NFF upgraded the Ferrari’s brakes with new bits from Giro Disc, the largest that would fit inside the stock 16-inch wheels, which themselves were shod with Pirelli P7 rubber. (Peak was adamant about retaining the 308’s classic look, and larger wheels with ultra-low profile-tires didn’t fit the bill.) Custom coil-over shocks and anti-roll bars were built by NFF specially for this car. After they were installed, the suspension was set up on a corner-weighting jig, the ride height carefully adjusted for the perfect stance, and the alignment optimized for precise handling.
The Ferrari’s interior enjoyed its own stock-but-better reimagining. The seats were redone in a pattern and color similar to stock, with higher grade leather and black piping, while the door panels were reconfigured to eliminate the map pockets.

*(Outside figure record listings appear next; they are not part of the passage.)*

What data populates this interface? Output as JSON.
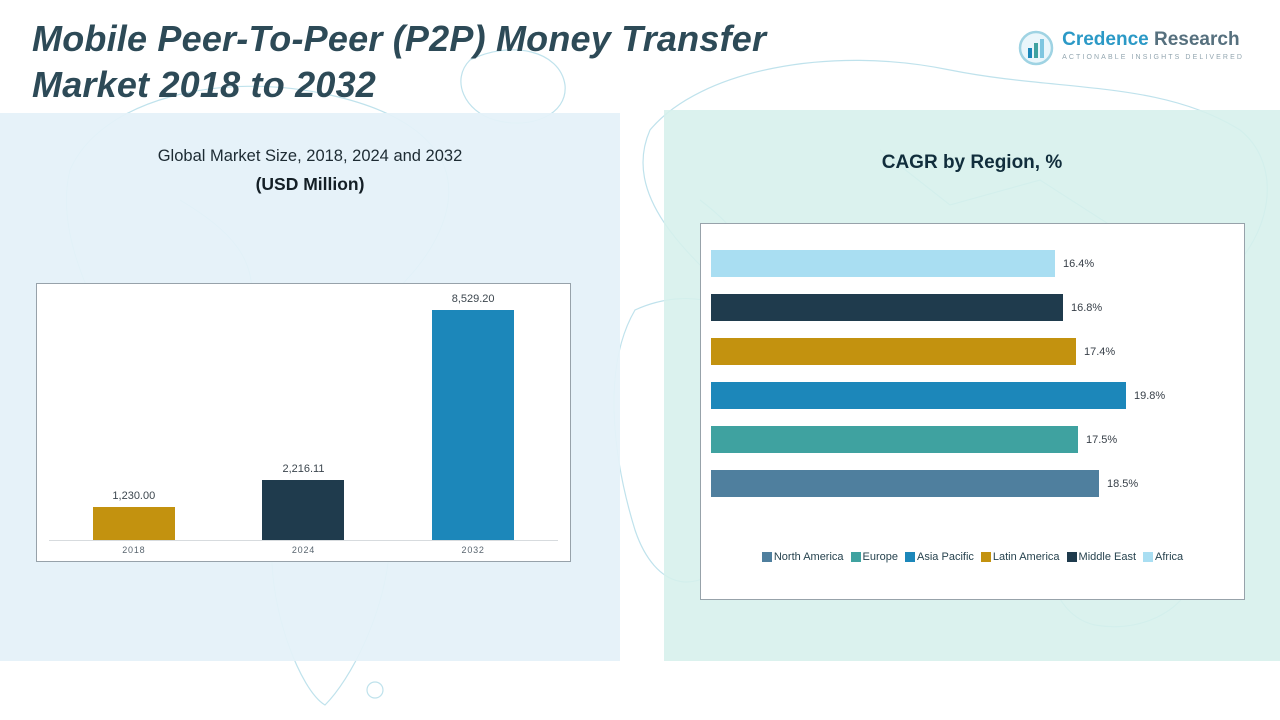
{
  "header": {
    "title_line1": "Mobile Peer-To-Peer (P2P) Money Transfer",
    "title_line2": "Market 2018 to 2032",
    "logo": {
      "name_part1": "Credence",
      "name_part2": " Research",
      "tagline": "Actionable Insights Delivered"
    }
  },
  "left_panel": {
    "subtitle_line1": "Global Market Size, 2018, 2024 and 2032",
    "subtitle_line2": "(USD Million)"
  },
  "right_panel": {
    "title": "CAGR by Region, %"
  },
  "colors": {
    "title_text": "#2d4a57",
    "left_panel_bg": "#e4f1f9",
    "right_panel_bg": "#d6f0ec",
    "map_line": "#a9d8e6",
    "gold": "#c3920f",
    "dark_navy": "#1f3b4d",
    "blue": "#1c87ba",
    "teal": "#3fa2a0",
    "steel_blue": "#4f7f9e",
    "light_blue": "#a9def2"
  },
  "chart_data": [
    {
      "type": "bar",
      "orientation": "vertical",
      "title": "Global Market Size, 2018, 2024 and 2032 (USD Million)",
      "categories": [
        "2018",
        "2024",
        "2032"
      ],
      "values": [
        1230.0,
        2216.11,
        8529.2
      ],
      "data_labels": [
        "1,230.00",
        "2,216.11",
        "8,529.20"
      ],
      "colors": [
        "#c3920f",
        "#1f3b4d",
        "#1c87ba"
      ],
      "ylim": [
        0,
        8529.2
      ],
      "grid": false,
      "legend_position": "none"
    },
    {
      "type": "bar",
      "orientation": "horizontal",
      "title": "CAGR by Region, %",
      "categories": [
        "Africa",
        "Middle East",
        "Latin America",
        "Asia Pacific",
        "Europe",
        "North America"
      ],
      "values": [
        16.4,
        16.8,
        17.4,
        19.8,
        17.5,
        18.5
      ],
      "data_labels": [
        "16.4%",
        "16.8%",
        "17.4%",
        "19.8%",
        "17.5%",
        "18.5%"
      ],
      "colors": [
        "#a9def2",
        "#1f3b4d",
        "#c3920f",
        "#1c87ba",
        "#3fa2a0",
        "#4f7f9e"
      ],
      "xlim": [
        0,
        19.8
      ],
      "grid": false,
      "legend": [
        "North America",
        "Europe",
        "Asia Pacific",
        "Latin America",
        "Middle East",
        "Africa"
      ],
      "legend_colors": [
        "#4f7f9e",
        "#3fa2a0",
        "#1c87ba",
        "#c3920f",
        "#1f3b4d",
        "#a9def2"
      ],
      "legend_position": "bottom"
    }
  ]
}
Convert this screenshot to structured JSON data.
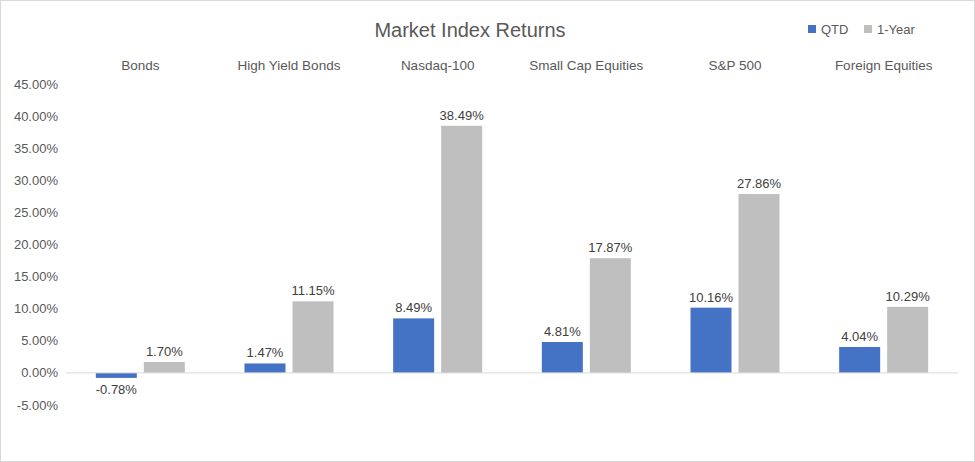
{
  "chart_data": {
    "type": "bar",
    "title": "Market Index Returns",
    "categories": [
      "Bonds",
      "High Yield Bonds",
      "Nasdaq-100",
      "Small Cap Equities",
      "S&P 500",
      "Foreign Equities"
    ],
    "series": [
      {
        "name": "QTD",
        "color": "#4472c4",
        "values": [
          -0.78,
          1.47,
          8.49,
          4.81,
          10.16,
          4.04
        ],
        "value_labels": [
          "-0.78%",
          "1.47%",
          "8.49%",
          "4.81%",
          "10.16%",
          "4.04%"
        ]
      },
      {
        "name": "1-Year",
        "color": "#bfbfbf",
        "values": [
          1.7,
          11.15,
          38.49,
          17.87,
          27.86,
          10.29
        ],
        "value_labels": [
          "1.70%",
          "11.15%",
          "38.49%",
          "17.87%",
          "27.86%",
          "10.29%"
        ]
      }
    ],
    "ylim": [
      -5,
      45
    ],
    "yticks": [
      {
        "value": -5,
        "label": "-5.00%"
      },
      {
        "value": 0,
        "label": "0.00%"
      },
      {
        "value": 5,
        "label": "5.00%"
      },
      {
        "value": 10,
        "label": "10.00%"
      },
      {
        "value": 15,
        "label": "15.00%"
      },
      {
        "value": 20,
        "label": "20.00%"
      },
      {
        "value": 25,
        "label": "25.00%"
      },
      {
        "value": 30,
        "label": "30.00%"
      },
      {
        "value": 35,
        "label": "35.00%"
      },
      {
        "value": 40,
        "label": "40.00%"
      },
      {
        "value": 45,
        "label": "45.00%"
      }
    ],
    "grid": false,
    "legend": "top-right",
    "data_labels": true
  }
}
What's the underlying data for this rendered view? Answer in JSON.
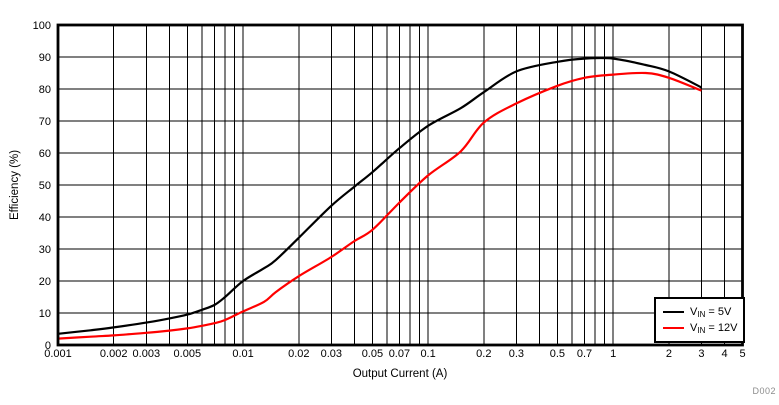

The radio has likewise been vanquished, and the central HVAC vents were remounted in its location; Peak says the only music he needs comes from the engine bay. The drilled aluminum, leather-lined pedals are custom, of course.
The lightly tinted windows go up and down much faster than stock, thanks to an NFF-designed two-relay setup that works without overtaxing the electrical system. Speaking of electrics, much of the car’s factory “spaghetti loom” has been replaced with neatly wrapped, heavy-duty wires for more reliable operation and general robustness.
The rear luggage area received just as much attention as the cockpit. “Like every other 308, my rear luggage area tonneau cover’s zipper was broken and its crappy stock material was falling apart,” says Peak. “So Nick’s mother-in-law made a new rear tonneau cover out of uber-soft Plonge glove leather and a durable YKK zipper.”
The fresh-looking paint job was actually done back in 2012, but the NFF crew added their own touches to the exterior, such as the custom grille, additional fog lights, and gloss black Euro-spec bumpers. The stock rear fascia didn’t fit with the new exhaust, so was eliminated. Its removal lets the fully polished exhaust peer out clearly from under the car.